“and the times they are a-changin’” … part I

This column is part one of an “opinion” series. Part II will appear on Tuesday, April 19. Scroll to read the lyrics while you listen to the message.

Come gather ’round people
Wherever you roam
And admit that the waters
Around you have grown
And accept it that soon
You’ll be drenched to the bone
If your time to you
Is worth savin’
Then you better start swimmin’
Or you’ll sink like a stone
For the times they are a-changin’.

Come writers and critics
Who prophesize with your pen
And keep your eyes wide
The chance won’t come again
And don’t speak too soon
For the wheel’s still in spin
And there’s no tellin’ who
That it’s namin’
For the loser now
Will be later to win
For the times they are a-changin’.

Come senators, congressmen ([EDITOR’S NOTE] and mayors, supervisors and councilors and GOBs)
Please heed the call
Don’t stand in the doorway
Don’t block up the hall
For he that gets hurt
Will be he who has stalled
There’s a battle outside
And it is ragin’
It’ll soon shake your windows
And rattle your walls
For the times they are a-changin’.

Come mothers and fathers
Throughout the land
And don’t criticize
What you can’t understand
Your sons and your daughters
Are beyond your command
Your old road is
Rapidly agin’
Please get out of the new one
If you can’t lend your hand
For the times they are a-changin’.

The line it is drawn
The curse it is cast
The slow one now
Will later be fast
As the present now
Will later be past
The order is
Rapidly fadin’
And the first one now
Will later be last
For the times they are a-changin’.

SOURCE: Thank you, Bob Dylan! The Times They Are a-Changin’ is singer-songwriter Bob Dylan’s third studio, released in January 1964 by Columbia Records. [Editor’s NOTE: Maureen Dowd, a New York times columnist, wrote a column a few days ago entitled, “Dylan’s trip to China a sad sellout.” In the column, she points out that Dylan deleted this song from his repertoire because his hosts (the government) objected to the message.
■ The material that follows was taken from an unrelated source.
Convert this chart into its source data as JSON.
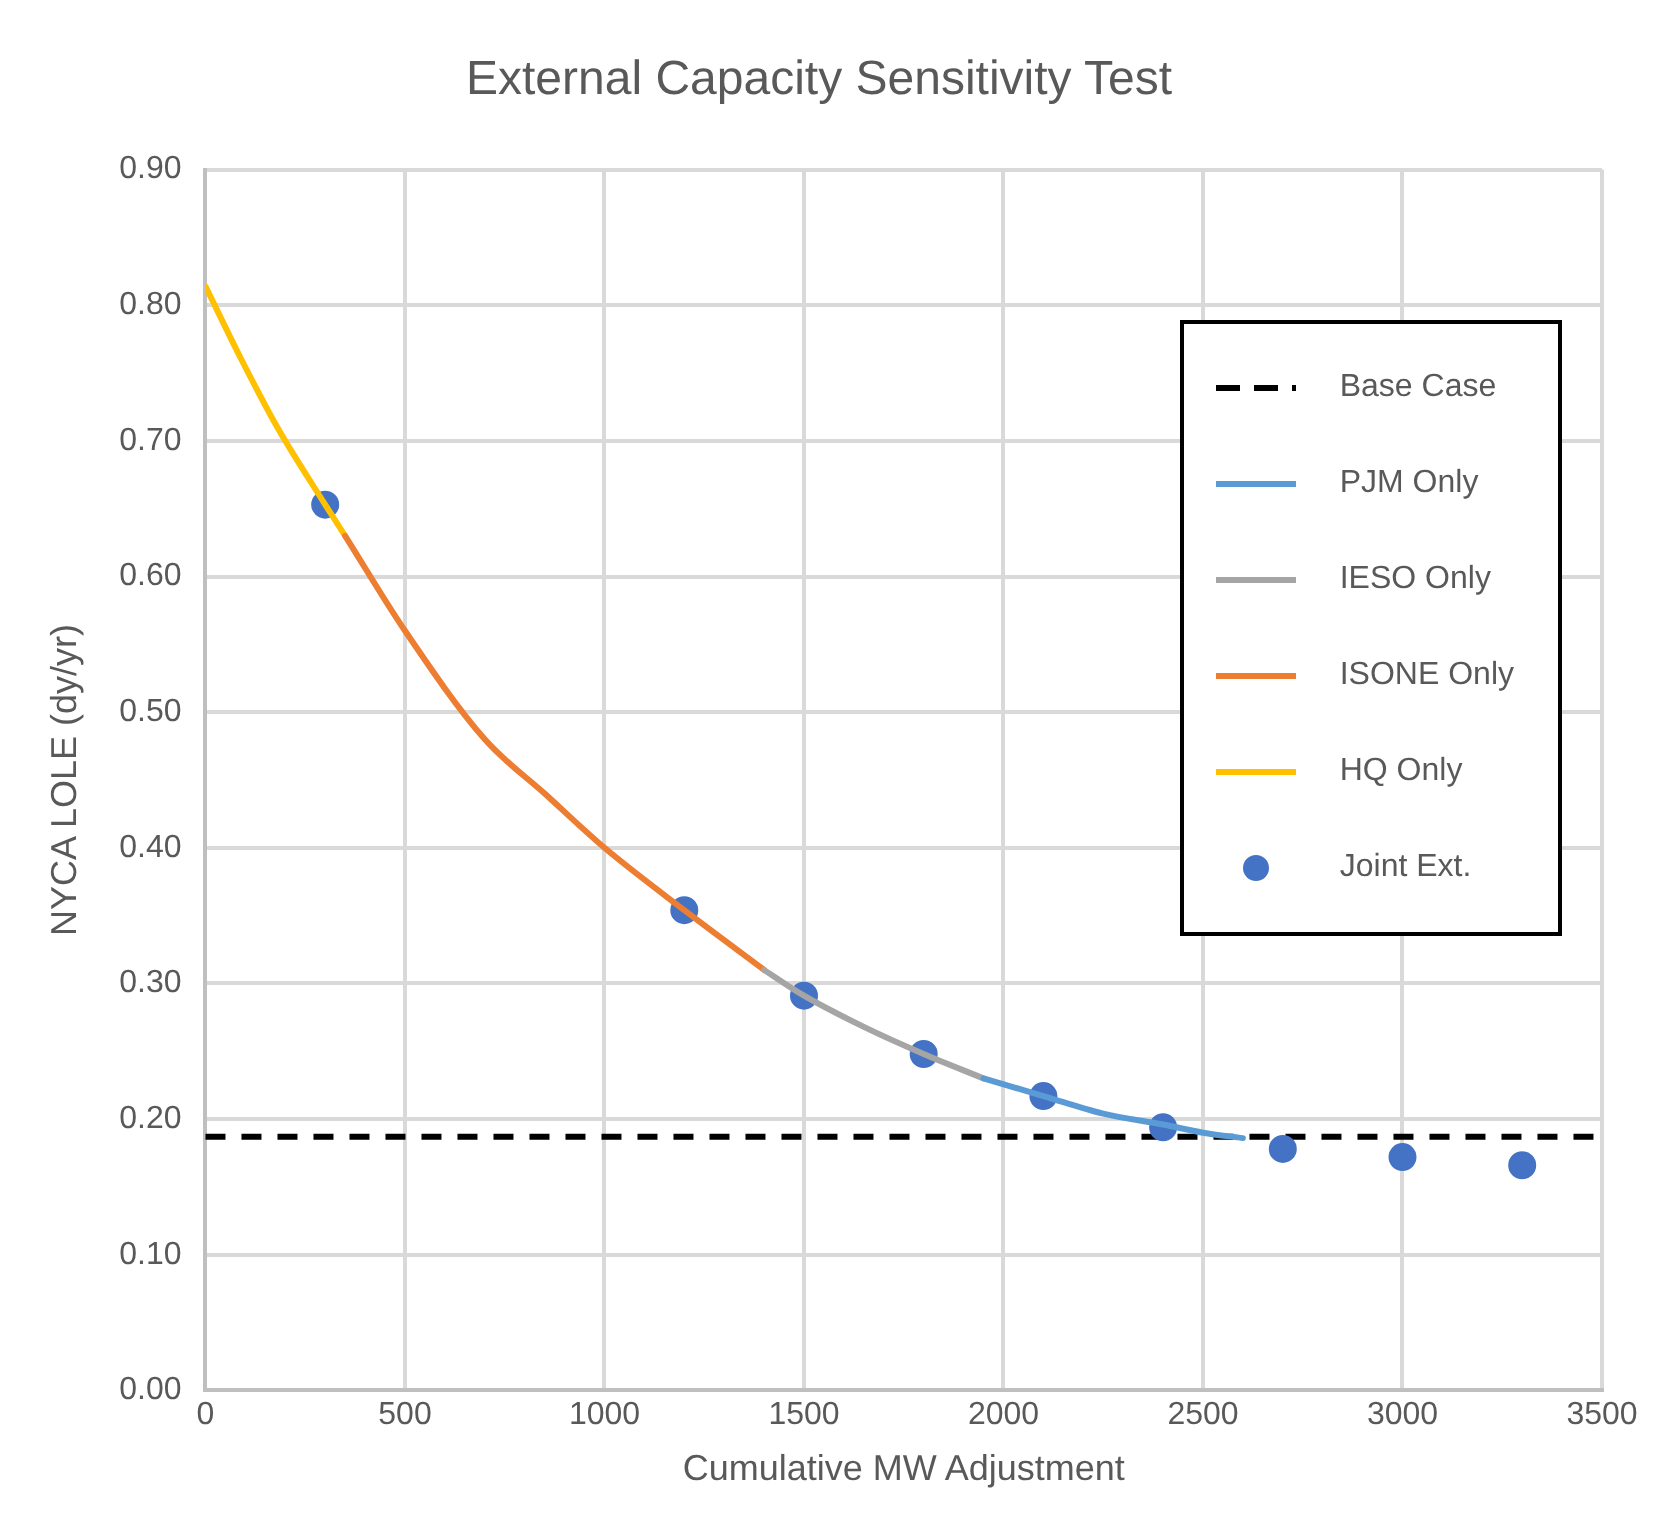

She says, “The idea that the raspy troubadour of ’60s freedom anthems would go to a dictatorship and not sing those anthems is a whole new kind of sellout – even worse than Beyonce, Maria and Usher collecting millions to croon to Moammar Gadhafi’s family, or Elton John raking in a fortune to serenade gaybashers at Rush Limbaugh’s fourth wedding.” Dictators fear truth – situational ethics for money is almost as bad as being a despot, we think. Shame on you, Bob Dylan.]

One comment

  1. Emerson said, “Every hero becomes a bore at last,” and so it is with Bob Dylan, the high priest of the 60s. Reading some of the quotes in Maureen Dowd’s article, I began to wonder if he was ever sincere about anything at all. Did he believe any of those great, idealistic lyrics he wrote? I guess not. As long as he was selling albums, he would say what he had to say to get where he wanted to go. Just another shallow, insincere celebrity.